Après la lourde conversation qu'ils avaient eue, Joyce et Ji-hun ne s'étaient pas revus. Le brun avait demandé du temps pour digérer l'information qu'elle lui avait confiée, mais avait promis de la recontacter une fois qu'il serait prêt. Il avait pleuré comme jamais encore il ne l'avait fait, profitant de l'absence de l'ami chez qui il dormait pour évacuer tout ce qu'il avait réussi à garder durant le trajet. Les nuits suivantes avaient été agitées, et il aurait préféré souffrir des souvenirs de sa vie passée plutôt que des images de son ex-copine entrain de tromper tout ce qu'il avait pu lui donner. Ça avait été compliqué d'accepter de s'être fait berner, la sensation désagréable que rien n'avait compté, petite voix qui lui rappelait qu'elle avait mis moins de semaines à l'oublier dans les bras d'un autre quand, des mois durant, elle avait été peinée par le départ de son militaire malgré toutes ses fautes. Il lui avait fallu deux semaines pour apaiser la douleur qu'il ressentait, mais le message envoyé ne voulait pas dire qu'il lui avait pardonné – probablement qu'il ne pourra jamais l'excuser. Il avait hésité, mais au final avait appuyé sur le bouton pour l'inviter à se retrouver pour les festivités.

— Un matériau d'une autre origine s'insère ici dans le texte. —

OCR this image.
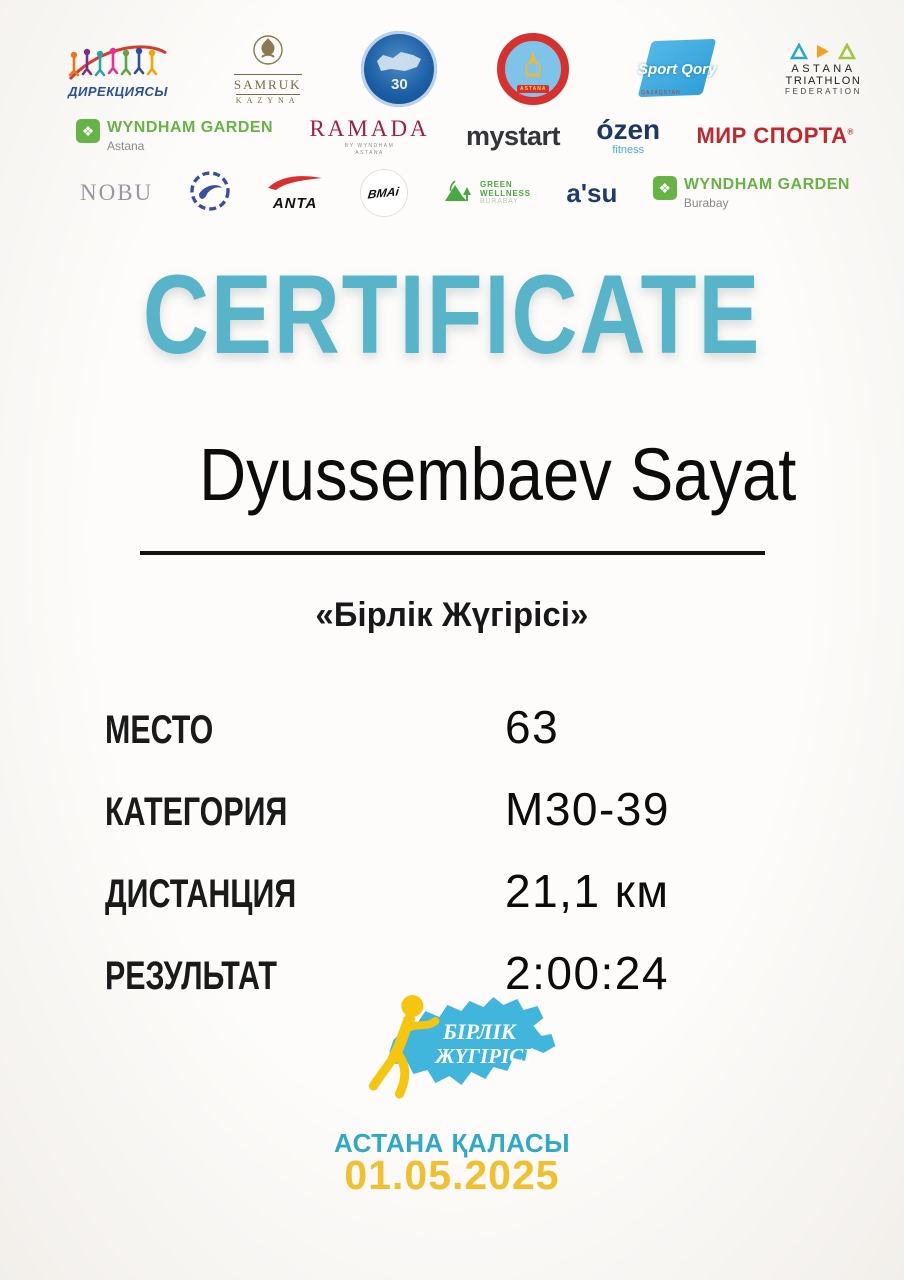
ДИРЕКЦИЯСЫ	SAMRUK
KAZYNA
30	ASTANA
Sport Qory
QAZAQSTAN
ASTANA
TRIATHLON
FEDERATION
❖ WYNDHAM GARDEN
Astana
RAMADA
BY WYNDHAM
ASTANA
mystart ózen
fitness
МИР СПОРТА®
NOBU	ANTA
BMAi
GREEN
WELLNESS
BURABAY	a'su	❖ WYNDHAM GARDEN
Burabay
CERTIFICATE
Dyussembaev Sayat
«Бірлік Жүгірісі»
МЕСТО	63
КАТЕГОРИЯ	M30-39
ДИСТАНЦИЯ	21,1 км
РЕЗУЛЬТАТ	2:00:24
БІРЛІК
ЖҮГІРІСІ
АСТАНА ҚАЛАСЫ
01.05.2025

Ça avait été une promesse qu'ils s'étaient faite plus d'un an auparavant, avant même qu'ils ne deviennent de simples – et bons – amants, sur un bateau en plein milieu de l'océan ; ça avait été écrit sur les lattes d'un lit, dans la cabine où elle avait très souvent dormi. Ji-hun sauta alors du bus qu'il avait pris, à presque une heure de l'après-midi. Il allait donc la faire patienter quelques minutes avant d'arriver, le temps de remonter l'allée principale et de bifurquer pour la quitter. Ce n'était pas dans ses habitudes, mais il s'était occupé toute la matinée pour être certain de ne pas annuler, car il ne fallait pas se leurrer, malgré le sourire qu'il affichait, il en était encore un brin perturbé. Mais la veille il avait retrouvé Lilia, et l'annonce que ses parents ne viendraient pas lui donna assez de courage pour affronter ça. Il se devait d'être présent parce qu'il se doutait que ça n'allait pas. Qu'importait ce qui se passait, et comment leur histoire s'était terminée, Joyce et lui c'était un peu pour la vie, et tant pis pour les « on dit ». Il avança à grandes enjambées, jusqu'à voir la longue file d'attente de clients qui attendaient, et la doctorante qui se tenait tout près.
Je ne suis pas à l'heure, désolé, fit-il en arrivant à ses côtés, tu aurais pu entrer et t'installer, j'avais réservé. Elle n'aurait eu qu'à annoncer son nom au comptoir, aurait été invitée ensuite à s'asseoir. Il lui fit signe de le suivre à l'intérieur du restaurant, glissa la vitre et salua les employés en s'inclinant. C'était comme passer la porte d'un monde différent, il y avait bien plus d'asiatiques que de gens d'autres continents. Établissement familial, les serveurs parlaient dans la langue natale de leurs parents – Ji-hun fit de même, bien évidemment. Quelques phrases rapidement échangées, et ils furent conduits sur l'un des bancs disposés dans la salle où l'on déjeunait, d'autres personnes étaient déjà assises sur celui qu'on leur présentait. Mets-toi ici, je vais me mettre en face, ce sera plus simple pour parler, lui indiqua-t-il de se placer près d'une femme âgée qui ne parlait certainement pas un mot d'anglais. Un verre d'eau leur fut rapidement apporté, Ji-hun lâcha un remerciement avant de la regarder : alors, tu t'es rendue au labo ce matin finalement ? Quelques jours plus tôt, elle ne savait pas encore comment elle allait s'organiser pour travailler.